The problem has been acute this year due to two ice storms and a preponderance of below-zero temperatures. You practically needed a pick and sledgehammer to get the ice to budge.
But the snow and ice descended at the start of this month, and by mid-January, temperatures had risen enough to warrant flood warnings around the region. If property owners hadn’t made progress beforehand, they could have used the mild weekend of Jan. 11 and 12 to get sidewalks shoveled and de-iced.
Our reporting turned up this interesting fact: By last week, the city had asked its own crews to clear eight sidewalks and had billed the owners — about twice as many as usual.
Twice as many? If the city has forced payment from only four property owners by this stage in a typical winter, you can’t blame people for ignoring the city directive.
When the Department of Public Works has to plow sidewalks, property owners (who get a warning and chance to clear first) are charged a minimum of $175. That amount seems weighty enough.

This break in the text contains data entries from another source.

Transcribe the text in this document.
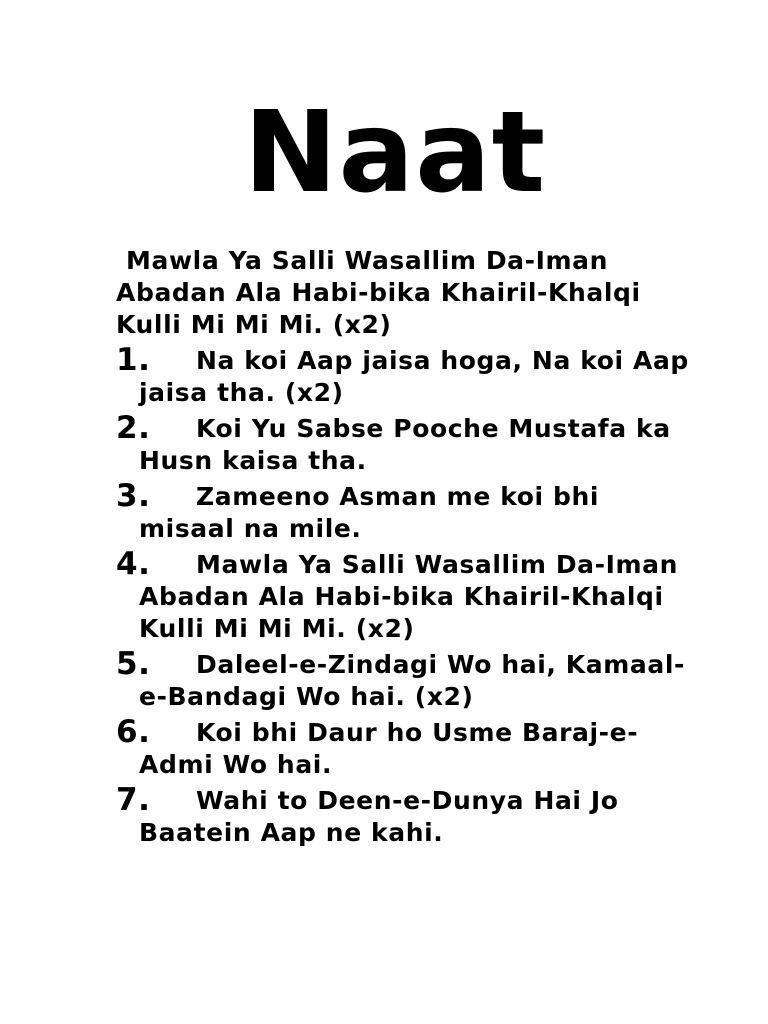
Naat

Mawla Ya Salli Wasallim Da-Iman Abadan Ala Habi-bika Khairil-Khalqi Kulli Mi Mi Mi. (x2)

1.	Na koi Aap jaisa hoga, Na koi Aap jaisa tha. (x2)
2.	Koi Yu Sabse Pooche Mustafa ka Husn kaisa tha.
3.	Zameeno Asman me koi bhi misaal na mile.
4.	Mawla Ya Salli Wasallim Da-Iman Abadan Ala Habi-bika Khairil-Khalqi Kulli Mi Mi Mi. (x2)
5.	Daleel-e-Zindagi Wo hai, Kamaal-e-Bandagi Wo hai. (x2)
6.	Koi bhi Daur ho Usme Baraj-e-Admi Wo hai.
7.	Wahi to Deen-e-Dunya Hai Jo Baatein Aap ne kahi.
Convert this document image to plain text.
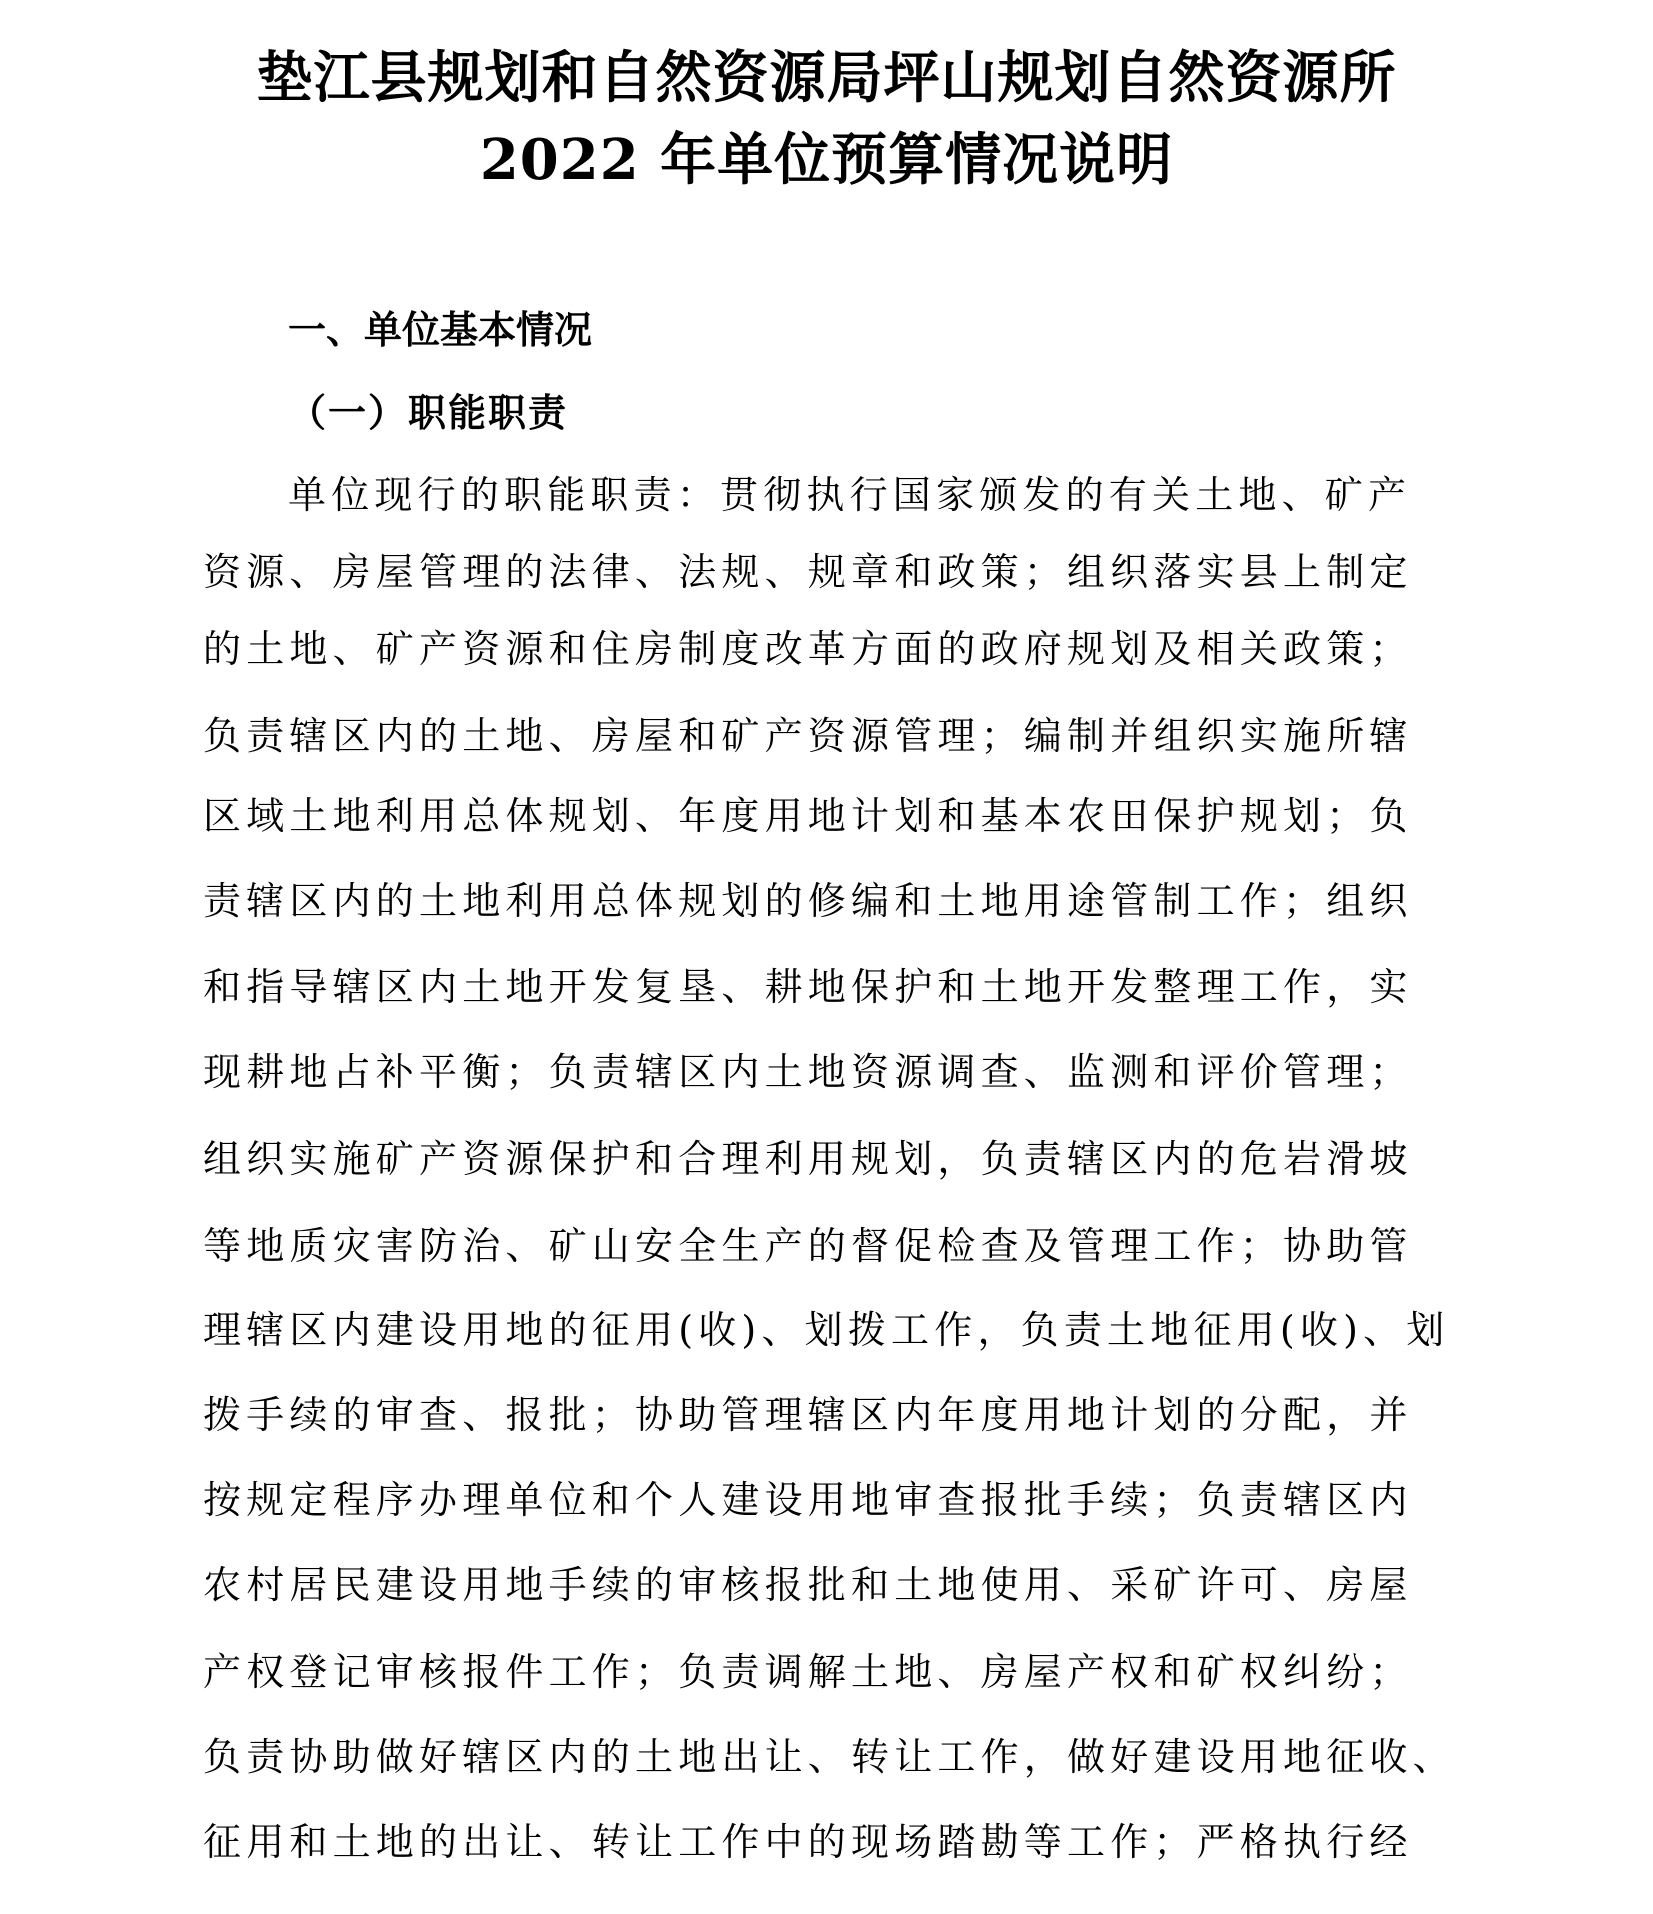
垫江县规划和自然资源局坪山规划自然资源所
2022 年单位预算情况说明
一、单位基本情况
（一）职能职责

单位现行的职能职责：贯彻执行国家颁发的有关土地、矿产

资源、房屋管理的法律、法规、规章和政策；组织落实县上制定

的土地、矿产资源和住房制度改革方面的政府规划及相关政策；

负责辖区内的土地、房屋和矿产资源管理；编制并组织实施所辖

区域土地利用总体规划、年度用地计划和基本农田保护规划；负

责辖区内的土地利用总体规划的修编和土地用途管制工作；组织

和指导辖区内土地开发复垦、耕地保护和土地开发整理工作，实

现耕地占补平衡；负责辖区内土地资源调查、监测和评价管理；

组织实施矿产资源保护和合理利用规划，负责辖区内的危岩滑坡

等地质灾害防治、矿山安全生产的督促检查及管理工作；协助管

理辖区内建设用地的征用(收)、划拨工作，负责土地征用(收)、划

拨手续的审查、报批；协助管理辖区内年度用地计划的分配，并

按规定程序办理单位和个人建设用地审查报批手续；负责辖区内

农村居民建设用地手续的审核报批和土地使用、采矿许可、房屋

产权登记审核报件工作；负责调解土地、房屋产权和矿权纠纷；

负责协助做好辖区内的土地出让、转让工作，做好建设用地征收、

征用和土地的出让、转让工作中的现场踏勘等工作；严格执行经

So the problem isn’t the fine amount; it is the fact that so few owners are being assessed any penalty. If they aren’t punished for unshoveled sidewalks, they have no incentive to clear them. They obviously aren’t motivated by any concern that their inaction is forcing people to walk in the street or risk a fall on icy sidewalks.
Landlord Andrew Golt, who has always been responsible about clearing sidewalks at the properties he owns, pressed city councilors on the issue last week. He suggested the city buy a sidewalk snow-removal machine and do the job itself instead of counting on property owners.
While that might solve the problem, it would, unfortunately, create a bigger one: expense. After snowstorms, Public Work crews are busy clearing 70 miles of roads and 527 fire hydrants, so it is unlikely they could take on sidewalks expeditiously, as well, without extra personnel costs.
The City Building Inspector’s Office has fielded 42 sidewalk complaints since Jan. 1, about three times as many as usual. But only eight sidewalks have been forcefully cleared. You can see the problem.
And it’s not just a city issue. Take a look at the sidewalks on Route 3 in the Town of Plattsburgh. Someone trying to walk from the city up to the mall, for example, would have to either traverse ice and snow-heaped sidewalks or enter the street numerous times.
Unnavigable sidewalks are a significant safety concern. Fine more property owners, and they will be forced into action.